Van Duin and colleagues studied the outcomes of 137 patients with cultured CRE infections who were initially treated with either ceftazidime/avibactam or colistin. The patients were part the CRACKLE study — the consortium on resistance against carbapenems in patients with Klebsiella and other Enterobacteriaceae. They were from 18 hospitals, predominantly in the Great Lakes region, and received treatment between Dec. 24, 2011, to May 1, 2016.

For just over 3 years of the study, only data on patients with carbapenem-resistant K. pneumoniae were collected. After that, all patients with any CRE were included. The most common infections were those of the bloodstream or respiratory system.

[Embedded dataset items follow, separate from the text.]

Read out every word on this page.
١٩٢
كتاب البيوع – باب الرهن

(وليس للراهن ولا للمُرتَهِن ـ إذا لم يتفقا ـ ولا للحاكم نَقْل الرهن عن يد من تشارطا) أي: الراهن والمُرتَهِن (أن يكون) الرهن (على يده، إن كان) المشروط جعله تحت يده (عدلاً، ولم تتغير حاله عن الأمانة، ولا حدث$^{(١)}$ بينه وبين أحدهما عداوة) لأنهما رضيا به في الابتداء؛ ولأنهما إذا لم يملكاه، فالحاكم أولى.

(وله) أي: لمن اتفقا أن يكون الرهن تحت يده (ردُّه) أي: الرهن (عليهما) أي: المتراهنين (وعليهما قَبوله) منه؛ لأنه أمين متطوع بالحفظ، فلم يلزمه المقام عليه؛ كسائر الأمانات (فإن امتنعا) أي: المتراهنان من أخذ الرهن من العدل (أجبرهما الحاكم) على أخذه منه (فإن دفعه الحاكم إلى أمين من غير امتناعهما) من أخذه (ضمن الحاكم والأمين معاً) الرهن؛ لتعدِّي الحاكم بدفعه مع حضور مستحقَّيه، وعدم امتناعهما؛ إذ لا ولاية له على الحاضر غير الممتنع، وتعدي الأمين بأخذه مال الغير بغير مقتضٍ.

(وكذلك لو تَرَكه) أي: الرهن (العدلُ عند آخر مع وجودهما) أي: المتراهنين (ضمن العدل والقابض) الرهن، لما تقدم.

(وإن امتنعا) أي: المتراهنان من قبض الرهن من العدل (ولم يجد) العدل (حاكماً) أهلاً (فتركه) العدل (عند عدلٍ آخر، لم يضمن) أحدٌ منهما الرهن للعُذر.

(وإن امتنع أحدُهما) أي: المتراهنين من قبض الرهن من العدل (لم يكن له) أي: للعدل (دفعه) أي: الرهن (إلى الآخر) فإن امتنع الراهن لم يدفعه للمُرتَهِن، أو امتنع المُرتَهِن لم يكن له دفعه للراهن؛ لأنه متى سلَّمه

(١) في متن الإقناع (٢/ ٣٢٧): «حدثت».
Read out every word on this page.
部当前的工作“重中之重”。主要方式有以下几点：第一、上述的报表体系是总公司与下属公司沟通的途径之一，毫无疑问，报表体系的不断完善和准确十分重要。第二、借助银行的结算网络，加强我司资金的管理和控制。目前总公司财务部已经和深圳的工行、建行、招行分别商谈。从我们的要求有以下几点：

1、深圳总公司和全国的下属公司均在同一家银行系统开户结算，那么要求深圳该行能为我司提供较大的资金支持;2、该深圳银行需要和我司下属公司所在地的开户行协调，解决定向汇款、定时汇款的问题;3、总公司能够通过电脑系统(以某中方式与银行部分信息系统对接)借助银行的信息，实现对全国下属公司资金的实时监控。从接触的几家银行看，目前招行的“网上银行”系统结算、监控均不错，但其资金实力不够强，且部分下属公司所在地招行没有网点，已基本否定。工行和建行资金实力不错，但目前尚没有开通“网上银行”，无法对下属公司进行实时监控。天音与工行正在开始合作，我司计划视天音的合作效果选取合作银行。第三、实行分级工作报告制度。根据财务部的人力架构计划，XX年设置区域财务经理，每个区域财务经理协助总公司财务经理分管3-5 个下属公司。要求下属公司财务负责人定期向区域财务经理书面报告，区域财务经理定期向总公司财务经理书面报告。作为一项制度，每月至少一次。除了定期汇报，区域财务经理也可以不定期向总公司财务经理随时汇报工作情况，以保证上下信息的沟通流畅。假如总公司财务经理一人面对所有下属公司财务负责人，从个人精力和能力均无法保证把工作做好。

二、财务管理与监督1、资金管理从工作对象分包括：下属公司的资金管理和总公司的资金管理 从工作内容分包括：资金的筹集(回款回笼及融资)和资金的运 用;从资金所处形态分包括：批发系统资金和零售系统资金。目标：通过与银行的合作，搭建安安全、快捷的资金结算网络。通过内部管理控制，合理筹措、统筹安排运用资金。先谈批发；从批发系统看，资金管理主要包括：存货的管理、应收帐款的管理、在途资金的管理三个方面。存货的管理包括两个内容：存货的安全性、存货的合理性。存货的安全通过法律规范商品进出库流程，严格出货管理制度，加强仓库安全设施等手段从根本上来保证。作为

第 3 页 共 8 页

According to van Duin and colleagues, among 38 patients first treated with ceftazidime/avibactam, the inverse probability of treatment weighting (IPTW)-adjusted all-cause hospital mortality at 30 days after starting treatment was 9% compared with 32% in 99 patients treated first with colistin, a difference of 23% (95% bootstrap CI, 9% to 35%). Patients in the ceftazidime/avibactam arm had an IPTW-adjusted 64% probability of a better outcome than those started on colistin (95% CI, 57% to 71%) — a key measure of superiority, van Duin and colleagues noted.


“The importance of patient-centered outcomes that go beyond mortality is increasingly recognized,” van Duin and colleagues wrote. “Recently, several states of health were deemed by patients to be even worse than death, suggesting that patient-centered quality-of-life outcomes are important to measure.”

The results show that ceftazidime/avibactam “may be a reasonable alternative to colistin” to treat K. pneumoniae carbapenemase-producing CRE infections, but van Duin and colleagues said their findings require confirmation in a randomized controlled trial.

“The only reason we did this comparison is because randomized controlled trial comparative data are not available,” van Duin said. “Whenever treatments are compared in observational studies, caution should be applied as different patients are treated differently for a reason. We have tried to adjust for this through statistical methods, but you can only adjust for what you can measure. This is why randomization is key.”

Van Duin also noted that reports of ceftazidime/avibactam resistance have already emerged. The resistance has been classified as “rapid” and “concerning” by other researchers. – by Gerard Gallagher


Van Duin D, et al. Clin Infect Dis. 2017;doi:10.1093/cid/cix783.

Disclosure: Van Duin reports serving on advisory boards for Allergan, Achaogen, Shionogi, Tetraphase, Sanofi-Pasteur, MedImmune and Astellas, and receiving research funding from Steris Inc. and Scynexis. Please see the study for all other authors’ relevant financial disclosures.